Mais de 100 jornalistas e profissionais da mídia, a grande maioria palestinos, foram mortos nos primeiros sete meses do atual conflito em Gaza, que começou em outubro, de acordo com o Comitê para a Proteção dos Jornalistas (CPJ) e a Federação Internacional de Jornalistas (IFJ). ).

O Gabinete de Comunicação Social do Governo de Gaza estimou esse número em mais de 140.

Numa entrevista à Al Jazeera, Weibel disse que o mundo tem “uma enorme dívida para com os jornalistas palestinos”.

“Estamos enfrentando muitos riscos em todo o mundo e precisamos dizer ‘Pare’”, acrescentou.

Audrey Azoulay, diretora-geral da Organização das Nações Unidas para a Educação, a Ciência e a Cultura, disse que o prémio presta “tributo à coragem dos jornalistas que enfrentam circunstâncias difíceis e perigosas”.

‘Cerimônia emocionante’

Lucia Newman, da Al Jazeera, reportando de Santiago, descreveu o evento como uma “cerimônia extremamente emocionante”.

“Havia muitas pessoas na sala chorando. Houve muitas emoções e aplausos muito fortes.”

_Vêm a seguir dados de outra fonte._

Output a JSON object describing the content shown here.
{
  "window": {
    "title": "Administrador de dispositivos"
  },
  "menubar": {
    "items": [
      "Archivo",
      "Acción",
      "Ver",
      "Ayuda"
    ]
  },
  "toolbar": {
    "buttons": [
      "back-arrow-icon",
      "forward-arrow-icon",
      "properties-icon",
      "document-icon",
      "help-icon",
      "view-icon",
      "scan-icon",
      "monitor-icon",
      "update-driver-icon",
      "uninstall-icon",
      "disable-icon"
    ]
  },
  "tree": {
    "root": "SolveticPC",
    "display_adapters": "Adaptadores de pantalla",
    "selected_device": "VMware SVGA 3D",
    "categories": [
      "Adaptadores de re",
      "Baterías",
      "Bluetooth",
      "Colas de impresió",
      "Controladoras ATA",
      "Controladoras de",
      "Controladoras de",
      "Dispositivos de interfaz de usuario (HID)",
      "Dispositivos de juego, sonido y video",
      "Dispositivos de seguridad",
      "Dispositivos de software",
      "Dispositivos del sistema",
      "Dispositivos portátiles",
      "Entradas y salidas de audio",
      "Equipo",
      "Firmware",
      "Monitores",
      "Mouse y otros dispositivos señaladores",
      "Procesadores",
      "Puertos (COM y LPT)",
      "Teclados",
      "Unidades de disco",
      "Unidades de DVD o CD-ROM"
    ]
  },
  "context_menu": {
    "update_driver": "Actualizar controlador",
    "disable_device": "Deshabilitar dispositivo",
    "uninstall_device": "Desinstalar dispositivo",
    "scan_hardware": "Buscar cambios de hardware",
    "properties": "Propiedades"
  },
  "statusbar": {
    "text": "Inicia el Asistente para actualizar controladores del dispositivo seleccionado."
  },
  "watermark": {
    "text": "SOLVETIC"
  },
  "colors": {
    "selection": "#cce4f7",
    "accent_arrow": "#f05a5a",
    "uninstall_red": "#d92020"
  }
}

Os jornalistas da Al Jazeera em Gaza estavam entre os alvos dos ataques israelitas desde Outubro.

Em Dezembro, o chefe da sucursal da Al Jazeera em Gaza Wael Dahdouh foi ferido em um ataque israelense no qual seu colega e cinegrafista da Al Jazeera Árabe Samir Abudaqa foi morto, enquanto faziam reportagens no sul de Gaza.

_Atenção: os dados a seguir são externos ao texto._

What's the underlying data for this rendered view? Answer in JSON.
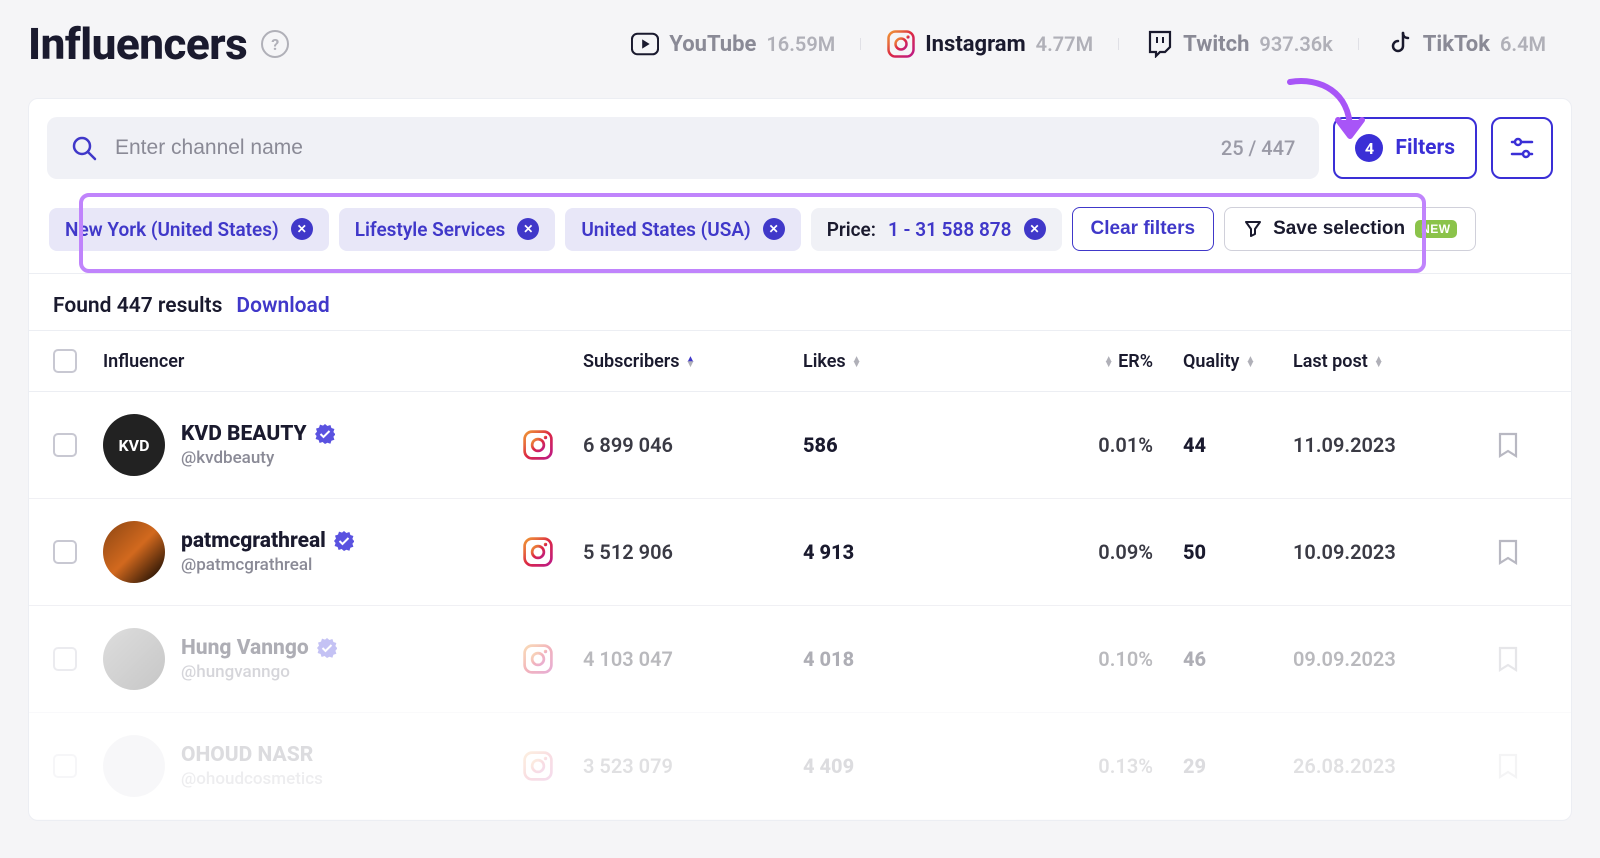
{
  "title": "Influencers",
  "platforms": [
    {
      "name": "YouTube",
      "count": "16.59M",
      "active": false
    },
    {
      "name": "Instagram",
      "count": "4.77M",
      "active": true
    },
    {
      "name": "Twitch",
      "count": "937.36k",
      "active": false
    },
    {
      "name": "TikTok",
      "count": "6.4M",
      "active": false
    }
  ],
  "search": {
    "placeholder": "Enter channel name",
    "count": "25 / 447"
  },
  "filters": {
    "badge": "4",
    "label": "Filters"
  },
  "chips": [
    {
      "label": "New York (United States)",
      "type": "loc"
    },
    {
      "label": "Lifestyle Services",
      "type": "cat"
    },
    {
      "label": "United States (USA)",
      "type": "country"
    }
  ],
  "priceChip": {
    "prefix": "Price:",
    "value": "1 - 31 588 878"
  },
  "clearFilters": "Clear filters",
  "saveSelection": "Save selection",
  "newBadge": "NEW",
  "results": {
    "text": "Found 447 results",
    "download": "Download"
  },
  "columns": {
    "influencer": "Influencer",
    "subscribers": "Subscribers",
    "likes": "Likes",
    "er": "ER%",
    "quality": "Quality",
    "lastPost": "Last post"
  },
  "rows": [
    {
      "name": "KVD BEAUTY",
      "handle": "@kvdbeauty",
      "subs": "6 899 046",
      "likes": "586",
      "er": "0.01%",
      "quality": "44",
      "last": "11.09.2023",
      "avatarTxt": "KVD",
      "faded": false
    },
    {
      "name": "patmcgrathreal",
      "handle": "@patmcgrathreal",
      "subs": "5 512 906",
      "likes": "4 913",
      "er": "0.09%",
      "quality": "50",
      "last": "10.09.2023",
      "avatarTxt": "",
      "faded": false
    },
    {
      "name": "Hung Vanngo",
      "handle": "@hungvanngo",
      "subs": "4 103 047",
      "likes": "4 018",
      "er": "0.10%",
      "quality": "46",
      "last": "09.09.2023",
      "avatarTxt": "",
      "faded": true
    },
    {
      "name": "OHOUD NASR",
      "handle": "@ohoudcosmetics",
      "subs": "3 523 079",
      "likes": "4 409",
      "er": "0.13%",
      "quality": "29",
      "last": "26.08.2023",
      "avatarTxt": "",
      "faded": true,
      "partial": true
    }
  ]
}
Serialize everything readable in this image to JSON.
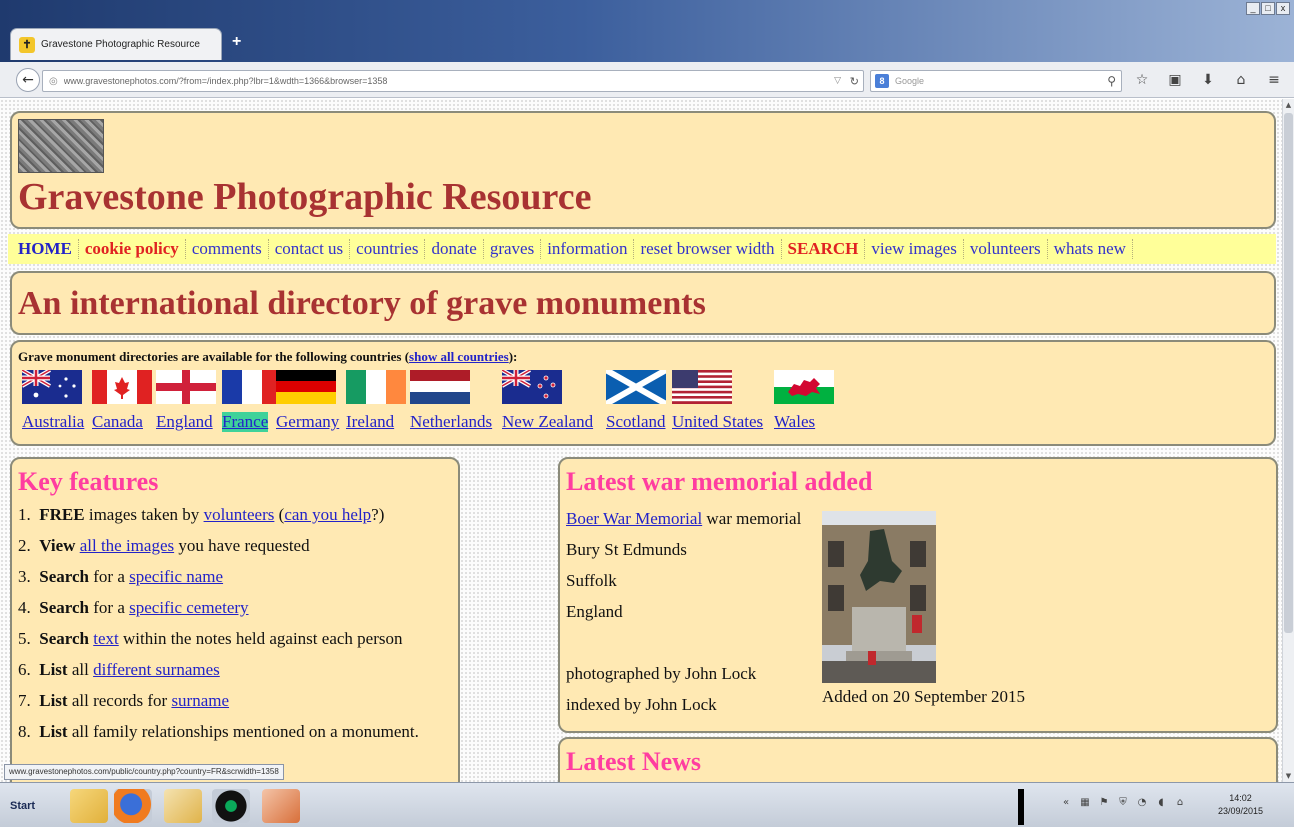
{
  "window": {
    "tab_title": "Gravestone Photographic Resource",
    "new_tab_symbol": "+",
    "controls": [
      "_",
      "□",
      "x"
    ]
  },
  "navbar": {
    "url": "www.gravestonephotos.com/?from=/index.php?lbr=1&wdth=1366&browser=1358",
    "search_placeholder": "Google"
  },
  "site": {
    "title": "Gravestone Photographic Resource",
    "menu": [
      {
        "label": "HOME",
        "style": "home"
      },
      {
        "label": "cookie policy",
        "style": "red"
      },
      {
        "label": "comments",
        "style": "normal"
      },
      {
        "label": "contact us",
        "style": "normal"
      },
      {
        "label": "countries",
        "style": "normal"
      },
      {
        "label": "donate",
        "style": "normal"
      },
      {
        "label": "graves",
        "style": "normal"
      },
      {
        "label": "information",
        "style": "normal"
      },
      {
        "label": "reset browser width",
        "style": "normal"
      },
      {
        "label": "SEARCH",
        "style": "search"
      },
      {
        "label": "view images",
        "style": "normal"
      },
      {
        "label": "volunteers",
        "style": "normal"
      },
      {
        "label": "whats new",
        "style": "normal"
      }
    ],
    "headline": "An international directory of grave monuments"
  },
  "directory": {
    "intro_before": "Grave monument directories are available for the following countries (",
    "show_all_link": "show all countries",
    "intro_after": "):",
    "countries": [
      "Australia",
      "Canada",
      "England",
      "France",
      "Germany",
      "Ireland",
      "Netherlands",
      "New Zealand",
      "Scotland",
      "United States",
      "Wales"
    ],
    "active_country": "France"
  },
  "features": {
    "heading": "Key features",
    "items": [
      {
        "n": "1.",
        "bold": "FREE",
        "pre": " images taken by ",
        "link": "volunteers",
        "post": " (",
        "link2": "can you help",
        "post2": "?)"
      },
      {
        "n": "2.",
        "bold": "View",
        "pre": " ",
        "link": "all the images",
        "post": " you have requested"
      },
      {
        "n": "3.",
        "bold": "Search",
        "pre": " for a ",
        "link": "specific name",
        "post": ""
      },
      {
        "n": "4.",
        "bold": "Search",
        "pre": " for a ",
        "link": "specific cemetery",
        "post": ""
      },
      {
        "n": "5.",
        "bold": "Search",
        "pre": " ",
        "link": "text",
        "post": " within the notes held against each person"
      },
      {
        "n": "6.",
        "bold": "List",
        "pre": " all ",
        "link": "different surnames",
        "post": ""
      },
      {
        "n": "7.",
        "bold": "List",
        "pre": " all records for ",
        "link": "surname",
        "post": ""
      },
      {
        "n": "8.",
        "bold": "List",
        "pre": " all family relationships mentioned on a monument.",
        "link": "",
        "post": ""
      }
    ]
  },
  "memorial": {
    "heading": "Latest war memorial added",
    "name_link": "Boer War Memorial",
    "type": " war memorial",
    "town": "Bury St Edmunds",
    "county": "Suffolk",
    "country": "England",
    "photographer": "photographed by John Lock",
    "indexer": "indexed by John Lock",
    "added": "Added on 20 September 2015"
  },
  "news": {
    "heading": "Latest News"
  },
  "status_tip": "www.gravestonephotos.com/public/country.php?country=FR&scrwidth=1358",
  "taskbar": {
    "start_label": "Start",
    "time": "14:02",
    "date": "23/09/2015"
  },
  "colors": {
    "title_red": "#a83232",
    "link_blue": "#2323c8",
    "heading_pink": "#ff3da0",
    "panel_bg": "#ffe9b3",
    "menu_bg": "#ffff99"
  }
}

A esposa de Dahdouh, Amna, o filho Mahmoud, a filha Sham e o neto Adam foram mortos em um ataque em outubro depois que um ataque aéreo israelense atingiu a casa onde eles estavam abrigados no campo de refugiados de Nuseirat.

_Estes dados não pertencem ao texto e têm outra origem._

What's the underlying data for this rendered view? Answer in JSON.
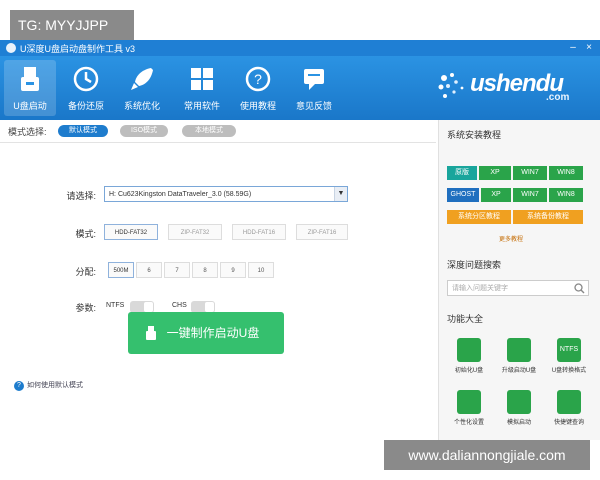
{
  "watermarks": {
    "top_left": "TG: MYYJJPP",
    "bottom_right": "www.daliannongjiale.com"
  },
  "window": {
    "title": "U深度U盘启动盘制作工具 v3",
    "controls": [
      "–",
      "×"
    ]
  },
  "toolbar": {
    "items": [
      {
        "label": "U盘启动",
        "icon": "usb-drive-icon"
      },
      {
        "label": "备份还原",
        "icon": "clock-restore-icon"
      },
      {
        "label": "系统优化",
        "icon": "rocket-icon"
      },
      {
        "label": "常用软件",
        "icon": "grid-apps-icon"
      },
      {
        "label": "使用教程",
        "icon": "help-circle-icon"
      },
      {
        "label": "意见反馈",
        "icon": "feedback-icon"
      }
    ],
    "brand": {
      "name": "ushendu",
      "suffix": ".com"
    }
  },
  "main": {
    "mode_label": "模式选择:",
    "modes": [
      "默认模式",
      "ISO模式",
      "本地模式"
    ],
    "select_label": "请选择:",
    "select_value": "H: Cu623Kingston DataTraveler_3.0 (58.59G)",
    "format_label": "模式:",
    "formats": [
      "HDD-FAT32",
      "ZIP-FAT32",
      "HDD-FAT16",
      "ZIP-FAT16"
    ],
    "alloc_label": "分配:",
    "allocs": [
      "500M",
      "6",
      "7",
      "8",
      "9",
      "10"
    ],
    "param_label": "参数:",
    "params": [
      "NTFS",
      "CHS"
    ],
    "start_button": "一键制作启动U盘",
    "help_text": "如何使用默认模式"
  },
  "sidebar": {
    "tutorial_title": "系统安装教程",
    "tutorial_rows": [
      [
        "原版",
        "XP",
        "WIN7",
        "WIN8"
      ],
      [
        "GHOST",
        "XP",
        "WIN7",
        "WIN8"
      ]
    ],
    "tutorial_extra": [
      "系统分区教程",
      "系统备份教程"
    ],
    "more": "更多教程",
    "search_title": "深度问题搜索",
    "search_placeholder": "请输入问题关键字",
    "features_title": "功能大全",
    "features": [
      "初始化U盘",
      "升级启动U盘",
      "U盘转换格式",
      "个性化设置",
      "模拟启动",
      "快捷键查询"
    ],
    "features_icon_text": [
      "",
      "",
      "NTFS",
      "",
      "",
      ""
    ]
  },
  "colors": {
    "accent": "#1f7fd4",
    "cta": "#35c06e",
    "teal": "#19a59c",
    "orange": "#f0a020"
  }
}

O filho mais velho do jornalista veterano, Hamza Dahdouhtambém jornalista da Al Jazeera, foi morto em janeiro por um ataque de mísseis israelense em Khan Younis, no sul de Gaza. Ele estava em um veículo perto de al-Mawasi, uma área segura designada por Israel, com o jornalista Mustafa Thuraya, que também foi morto no ataque.

De acordo com relatos de correspondentes da Al Jazeera, o seu veículo foi alvejado enquanto tentavam entrevistar civis deslocados por bombardeamentos anteriores.

Em Fevereiro, Mohamed Yaghi, um fotojornalista freelancer que trabalhava com vários meios de comunicação, incluindo a Al Jazeera, também foi morto num ataque aéreo israelita em Deir el-Balah, no centro de Gaza.

Pelo menos 34.596 palestinos foram mortos e 77.816 feridos em ataques israelenses em Gaza desde 7 de outubro. O número de mortos em Israel devido aos ataques liderados pelo Hamas é de 1.139, com dezenas de pessoas ainda mantidas em cativeiro.